Györgyi Balogh

Personal information
- Born: 1 May 1948 (age 78) Budapest, Hungary

Sport
- Sport: Track and field

Medal record
Representing Hungary
European Championships
| Silver medal – second place | 1971 Helsinki | 200 metres |
Summer Universiade
| Silver medal – second place | 1970 Turin | 200 metres |
| Silver medal – second place | 1970 Turin | 4x100 metre relay |
| Bronze medal – third place | 1970 Turin | 100 metres |

= Györgyi Balogh =

Hungarian sprinter (born 1948)

Györgyi Balogh (born 1 May 1948) is a Hungarian former sprinter. She placed second in women's 200 metres at the 1971 European Championships in Helsinki and competed in the Summer Olympic Games in 1968 and 1972.

==Career==
At the 1968 Summer Olympics in Mexico City Balogh competed in the 100 metres, 200 metres and the 4 × 100 metres relay, only qualifying from the first round in the 100 metres, in which she was eliminated in the second round.

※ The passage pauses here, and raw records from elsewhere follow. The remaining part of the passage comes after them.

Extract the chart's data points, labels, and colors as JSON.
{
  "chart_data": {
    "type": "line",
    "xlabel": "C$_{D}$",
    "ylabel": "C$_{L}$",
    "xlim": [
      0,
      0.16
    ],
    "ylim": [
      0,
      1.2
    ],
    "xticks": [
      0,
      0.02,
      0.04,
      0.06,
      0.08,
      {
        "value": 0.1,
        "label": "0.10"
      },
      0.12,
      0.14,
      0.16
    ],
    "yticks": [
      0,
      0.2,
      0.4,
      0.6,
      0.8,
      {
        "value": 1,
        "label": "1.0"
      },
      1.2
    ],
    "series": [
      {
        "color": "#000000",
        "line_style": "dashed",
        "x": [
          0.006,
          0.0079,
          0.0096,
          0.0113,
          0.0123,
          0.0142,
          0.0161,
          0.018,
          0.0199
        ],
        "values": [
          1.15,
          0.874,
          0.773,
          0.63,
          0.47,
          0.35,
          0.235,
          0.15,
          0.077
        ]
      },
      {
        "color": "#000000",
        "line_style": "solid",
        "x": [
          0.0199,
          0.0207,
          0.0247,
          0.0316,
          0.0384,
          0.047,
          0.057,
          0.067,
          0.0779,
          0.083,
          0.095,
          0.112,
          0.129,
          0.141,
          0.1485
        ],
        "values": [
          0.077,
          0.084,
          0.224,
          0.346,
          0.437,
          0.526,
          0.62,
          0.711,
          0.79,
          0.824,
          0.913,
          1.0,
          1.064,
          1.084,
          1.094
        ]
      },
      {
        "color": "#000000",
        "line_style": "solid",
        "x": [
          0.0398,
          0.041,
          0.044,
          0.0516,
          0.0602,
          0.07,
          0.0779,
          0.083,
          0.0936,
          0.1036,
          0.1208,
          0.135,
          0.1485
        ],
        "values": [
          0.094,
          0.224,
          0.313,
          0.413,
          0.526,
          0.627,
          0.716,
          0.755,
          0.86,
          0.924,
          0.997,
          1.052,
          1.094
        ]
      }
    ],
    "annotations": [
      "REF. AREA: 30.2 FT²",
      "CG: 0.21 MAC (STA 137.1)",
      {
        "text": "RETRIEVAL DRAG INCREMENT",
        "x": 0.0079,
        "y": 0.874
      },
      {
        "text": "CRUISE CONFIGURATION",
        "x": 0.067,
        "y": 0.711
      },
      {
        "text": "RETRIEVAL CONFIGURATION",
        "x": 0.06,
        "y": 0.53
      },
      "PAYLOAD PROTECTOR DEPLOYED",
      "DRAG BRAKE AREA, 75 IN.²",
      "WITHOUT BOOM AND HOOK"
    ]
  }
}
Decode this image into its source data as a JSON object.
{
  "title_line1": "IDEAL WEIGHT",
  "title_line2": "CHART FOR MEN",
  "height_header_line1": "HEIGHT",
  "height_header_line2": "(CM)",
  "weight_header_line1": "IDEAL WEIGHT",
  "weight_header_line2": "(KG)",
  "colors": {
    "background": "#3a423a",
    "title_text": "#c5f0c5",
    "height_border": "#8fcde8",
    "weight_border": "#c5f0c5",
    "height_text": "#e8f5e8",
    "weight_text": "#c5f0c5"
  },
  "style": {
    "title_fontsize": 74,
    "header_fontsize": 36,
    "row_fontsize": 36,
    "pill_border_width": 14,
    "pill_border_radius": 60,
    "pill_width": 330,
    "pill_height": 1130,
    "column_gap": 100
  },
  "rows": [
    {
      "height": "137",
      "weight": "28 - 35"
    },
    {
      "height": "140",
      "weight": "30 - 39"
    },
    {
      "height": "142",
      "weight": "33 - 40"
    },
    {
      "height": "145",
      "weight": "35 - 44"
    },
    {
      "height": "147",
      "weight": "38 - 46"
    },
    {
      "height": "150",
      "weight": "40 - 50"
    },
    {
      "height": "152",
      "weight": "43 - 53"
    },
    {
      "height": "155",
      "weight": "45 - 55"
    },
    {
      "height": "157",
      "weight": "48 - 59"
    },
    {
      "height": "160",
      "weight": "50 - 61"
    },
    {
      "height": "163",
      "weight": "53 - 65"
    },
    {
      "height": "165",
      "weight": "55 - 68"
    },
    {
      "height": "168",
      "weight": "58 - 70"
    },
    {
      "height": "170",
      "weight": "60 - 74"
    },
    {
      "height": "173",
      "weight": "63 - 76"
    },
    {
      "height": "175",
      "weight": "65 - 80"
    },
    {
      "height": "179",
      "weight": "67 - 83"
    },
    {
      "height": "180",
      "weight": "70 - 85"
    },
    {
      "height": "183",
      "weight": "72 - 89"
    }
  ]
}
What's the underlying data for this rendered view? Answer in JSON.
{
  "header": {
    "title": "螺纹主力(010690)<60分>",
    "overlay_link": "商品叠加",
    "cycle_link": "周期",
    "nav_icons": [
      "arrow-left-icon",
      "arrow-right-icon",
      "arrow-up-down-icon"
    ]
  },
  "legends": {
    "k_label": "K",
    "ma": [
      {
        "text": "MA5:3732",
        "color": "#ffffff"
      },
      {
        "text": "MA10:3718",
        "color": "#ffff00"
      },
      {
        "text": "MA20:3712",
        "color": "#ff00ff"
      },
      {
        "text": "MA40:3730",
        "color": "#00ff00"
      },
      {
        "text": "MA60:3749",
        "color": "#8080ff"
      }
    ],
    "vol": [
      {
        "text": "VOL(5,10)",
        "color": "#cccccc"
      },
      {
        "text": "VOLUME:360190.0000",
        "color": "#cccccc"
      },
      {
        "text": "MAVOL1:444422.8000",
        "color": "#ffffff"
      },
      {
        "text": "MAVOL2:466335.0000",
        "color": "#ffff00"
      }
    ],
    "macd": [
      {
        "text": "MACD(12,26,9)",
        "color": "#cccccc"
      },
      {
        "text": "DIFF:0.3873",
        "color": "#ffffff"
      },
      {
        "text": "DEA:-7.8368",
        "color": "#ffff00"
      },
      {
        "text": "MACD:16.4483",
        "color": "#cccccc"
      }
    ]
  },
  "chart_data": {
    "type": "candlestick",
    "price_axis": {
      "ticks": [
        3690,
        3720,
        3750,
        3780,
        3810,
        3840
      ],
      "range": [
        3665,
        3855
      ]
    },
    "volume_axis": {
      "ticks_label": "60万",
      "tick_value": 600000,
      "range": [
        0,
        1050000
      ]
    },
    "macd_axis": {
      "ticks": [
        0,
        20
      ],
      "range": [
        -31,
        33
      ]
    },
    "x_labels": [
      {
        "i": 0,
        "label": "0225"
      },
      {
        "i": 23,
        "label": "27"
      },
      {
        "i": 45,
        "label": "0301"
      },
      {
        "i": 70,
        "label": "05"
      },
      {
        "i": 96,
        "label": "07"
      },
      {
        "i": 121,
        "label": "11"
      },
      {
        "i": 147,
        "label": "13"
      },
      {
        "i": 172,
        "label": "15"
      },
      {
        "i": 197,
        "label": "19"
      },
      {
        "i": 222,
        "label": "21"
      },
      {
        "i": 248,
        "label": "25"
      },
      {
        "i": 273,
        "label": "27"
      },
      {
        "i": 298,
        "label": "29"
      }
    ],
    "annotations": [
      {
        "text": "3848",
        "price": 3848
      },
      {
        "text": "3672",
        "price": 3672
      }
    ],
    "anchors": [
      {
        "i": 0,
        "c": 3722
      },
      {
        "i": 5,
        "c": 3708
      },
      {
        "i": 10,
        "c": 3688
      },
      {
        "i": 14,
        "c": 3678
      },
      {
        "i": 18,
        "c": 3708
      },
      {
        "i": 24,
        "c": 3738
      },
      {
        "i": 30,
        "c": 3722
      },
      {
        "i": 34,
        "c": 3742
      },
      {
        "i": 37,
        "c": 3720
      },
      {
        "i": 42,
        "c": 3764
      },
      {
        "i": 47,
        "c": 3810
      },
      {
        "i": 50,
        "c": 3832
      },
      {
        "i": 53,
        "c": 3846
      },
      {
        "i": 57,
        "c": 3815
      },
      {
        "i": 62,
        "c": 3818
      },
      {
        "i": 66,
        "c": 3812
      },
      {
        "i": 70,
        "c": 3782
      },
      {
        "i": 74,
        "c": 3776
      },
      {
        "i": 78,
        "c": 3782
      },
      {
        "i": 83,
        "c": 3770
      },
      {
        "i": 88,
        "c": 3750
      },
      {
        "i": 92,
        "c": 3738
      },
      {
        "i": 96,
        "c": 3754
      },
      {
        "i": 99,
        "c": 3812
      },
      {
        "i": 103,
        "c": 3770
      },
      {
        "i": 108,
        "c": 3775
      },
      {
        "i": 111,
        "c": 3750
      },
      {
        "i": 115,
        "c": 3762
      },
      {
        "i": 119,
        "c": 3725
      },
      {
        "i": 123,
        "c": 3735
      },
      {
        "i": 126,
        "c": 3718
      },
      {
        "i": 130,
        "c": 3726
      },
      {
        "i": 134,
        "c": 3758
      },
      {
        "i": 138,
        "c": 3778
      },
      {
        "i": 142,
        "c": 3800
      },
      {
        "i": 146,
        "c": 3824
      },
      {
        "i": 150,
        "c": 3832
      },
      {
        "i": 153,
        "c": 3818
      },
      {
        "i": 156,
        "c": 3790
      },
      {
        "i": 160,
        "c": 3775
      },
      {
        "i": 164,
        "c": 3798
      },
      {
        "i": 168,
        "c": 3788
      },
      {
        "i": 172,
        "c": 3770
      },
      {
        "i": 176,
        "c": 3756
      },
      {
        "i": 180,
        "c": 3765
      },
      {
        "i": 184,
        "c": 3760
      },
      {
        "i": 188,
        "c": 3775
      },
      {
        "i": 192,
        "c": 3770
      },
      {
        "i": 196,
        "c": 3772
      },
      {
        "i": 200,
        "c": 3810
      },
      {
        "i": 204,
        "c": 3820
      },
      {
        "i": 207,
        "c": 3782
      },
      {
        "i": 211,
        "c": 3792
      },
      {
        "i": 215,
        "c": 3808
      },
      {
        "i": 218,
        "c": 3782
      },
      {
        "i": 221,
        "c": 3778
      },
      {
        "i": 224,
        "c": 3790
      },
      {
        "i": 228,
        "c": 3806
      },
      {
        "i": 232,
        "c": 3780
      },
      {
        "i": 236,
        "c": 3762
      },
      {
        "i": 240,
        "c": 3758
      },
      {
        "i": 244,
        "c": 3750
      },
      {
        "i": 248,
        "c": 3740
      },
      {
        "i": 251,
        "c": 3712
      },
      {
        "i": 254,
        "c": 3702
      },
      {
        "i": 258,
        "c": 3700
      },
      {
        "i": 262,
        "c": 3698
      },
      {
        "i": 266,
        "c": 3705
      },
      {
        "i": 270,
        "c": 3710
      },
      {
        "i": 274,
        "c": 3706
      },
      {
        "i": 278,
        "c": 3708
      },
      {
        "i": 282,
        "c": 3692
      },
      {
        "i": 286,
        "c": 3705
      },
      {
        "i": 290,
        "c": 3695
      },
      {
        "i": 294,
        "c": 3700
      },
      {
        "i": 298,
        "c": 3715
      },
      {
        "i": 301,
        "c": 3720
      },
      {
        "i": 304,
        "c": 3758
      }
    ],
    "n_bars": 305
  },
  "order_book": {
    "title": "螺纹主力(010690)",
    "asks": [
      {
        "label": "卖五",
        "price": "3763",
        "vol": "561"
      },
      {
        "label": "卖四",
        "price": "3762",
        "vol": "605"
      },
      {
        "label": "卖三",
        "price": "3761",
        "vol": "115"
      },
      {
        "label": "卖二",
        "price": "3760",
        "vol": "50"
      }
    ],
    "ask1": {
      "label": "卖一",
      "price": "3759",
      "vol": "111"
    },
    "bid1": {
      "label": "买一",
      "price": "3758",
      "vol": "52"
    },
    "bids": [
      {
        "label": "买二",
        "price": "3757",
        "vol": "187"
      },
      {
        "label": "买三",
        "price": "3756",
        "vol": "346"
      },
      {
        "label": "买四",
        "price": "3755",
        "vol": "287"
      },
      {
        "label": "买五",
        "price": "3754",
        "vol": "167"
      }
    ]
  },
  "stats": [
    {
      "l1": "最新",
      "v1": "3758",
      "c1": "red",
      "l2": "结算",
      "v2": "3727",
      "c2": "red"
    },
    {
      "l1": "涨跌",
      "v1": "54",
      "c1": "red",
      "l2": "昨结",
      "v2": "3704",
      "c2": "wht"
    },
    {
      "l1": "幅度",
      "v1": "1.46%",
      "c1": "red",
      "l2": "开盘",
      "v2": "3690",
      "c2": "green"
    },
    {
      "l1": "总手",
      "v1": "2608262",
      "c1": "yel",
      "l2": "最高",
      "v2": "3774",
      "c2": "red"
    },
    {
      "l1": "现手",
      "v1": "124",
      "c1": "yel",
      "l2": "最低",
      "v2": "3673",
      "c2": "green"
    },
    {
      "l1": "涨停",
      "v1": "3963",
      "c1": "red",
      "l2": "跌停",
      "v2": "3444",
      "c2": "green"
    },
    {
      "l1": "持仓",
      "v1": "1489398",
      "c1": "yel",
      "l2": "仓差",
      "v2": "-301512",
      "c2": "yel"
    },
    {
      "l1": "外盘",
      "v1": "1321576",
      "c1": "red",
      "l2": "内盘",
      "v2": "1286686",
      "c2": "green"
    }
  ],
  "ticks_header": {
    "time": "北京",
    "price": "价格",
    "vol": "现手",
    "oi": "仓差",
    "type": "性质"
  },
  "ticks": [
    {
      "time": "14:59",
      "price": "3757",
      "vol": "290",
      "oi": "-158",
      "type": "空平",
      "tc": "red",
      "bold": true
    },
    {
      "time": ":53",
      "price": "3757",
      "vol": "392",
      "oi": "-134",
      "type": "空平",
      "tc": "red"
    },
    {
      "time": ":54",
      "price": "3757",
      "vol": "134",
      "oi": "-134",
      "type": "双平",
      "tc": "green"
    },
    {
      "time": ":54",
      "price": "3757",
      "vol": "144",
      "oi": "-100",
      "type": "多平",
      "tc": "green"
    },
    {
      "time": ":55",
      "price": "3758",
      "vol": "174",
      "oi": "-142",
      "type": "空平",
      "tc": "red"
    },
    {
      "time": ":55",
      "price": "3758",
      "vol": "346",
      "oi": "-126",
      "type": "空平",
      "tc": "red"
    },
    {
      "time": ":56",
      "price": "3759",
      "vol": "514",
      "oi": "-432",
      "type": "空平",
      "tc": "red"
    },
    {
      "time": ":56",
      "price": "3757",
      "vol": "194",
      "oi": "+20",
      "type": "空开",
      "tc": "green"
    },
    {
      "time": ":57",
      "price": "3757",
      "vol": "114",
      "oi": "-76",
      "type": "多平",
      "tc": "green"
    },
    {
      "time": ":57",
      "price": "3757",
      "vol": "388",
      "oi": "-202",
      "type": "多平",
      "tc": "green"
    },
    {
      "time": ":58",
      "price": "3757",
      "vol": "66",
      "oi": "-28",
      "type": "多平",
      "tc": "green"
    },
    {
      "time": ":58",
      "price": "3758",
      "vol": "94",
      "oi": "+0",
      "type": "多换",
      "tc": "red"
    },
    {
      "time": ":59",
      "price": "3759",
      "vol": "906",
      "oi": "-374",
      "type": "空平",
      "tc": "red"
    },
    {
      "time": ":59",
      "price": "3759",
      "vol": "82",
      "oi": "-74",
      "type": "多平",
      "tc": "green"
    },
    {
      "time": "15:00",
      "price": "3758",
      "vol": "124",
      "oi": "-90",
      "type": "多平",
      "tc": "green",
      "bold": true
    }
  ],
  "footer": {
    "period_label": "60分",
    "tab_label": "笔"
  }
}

Balogh also competed in the 1969 European Championships in Athens without much more success, but two years later in Helsinki she won the silver at 200 metres, running 23.26 and losing only to East Germany's Renate Stecher. In addition, she placed fifth in both the 100 metres and the 4 × 100 metres relay.

She returned to the Olympics in 1972 Summer Olympics, this time running the 400 metres. She led the quarter-finals with a time of 51.71, which was her personal best and briefly an Olympic record. In the semi-finals she ran 51.90 and qualified for the final, in which she placed eighth and last in 52.39; her quarter-final time would have been enough.for fourth place.

Representing the Budapest club Vasas SC, Balogh won Hungarian championships in the 100 m (1968, 1971 and 1972), 200 m (1968–1972), 400 m (1971 and 1972), 4 × 100 m (1969–1972 and 1975), 4 × 200 m (1969–1971 and 1975), 4 × 400 m (1970–1972 and 1975) and 80 m hurdles (1968). As of 2014, her personal best in the 200 metres (22.8 from 1971) is still the Hungarian record.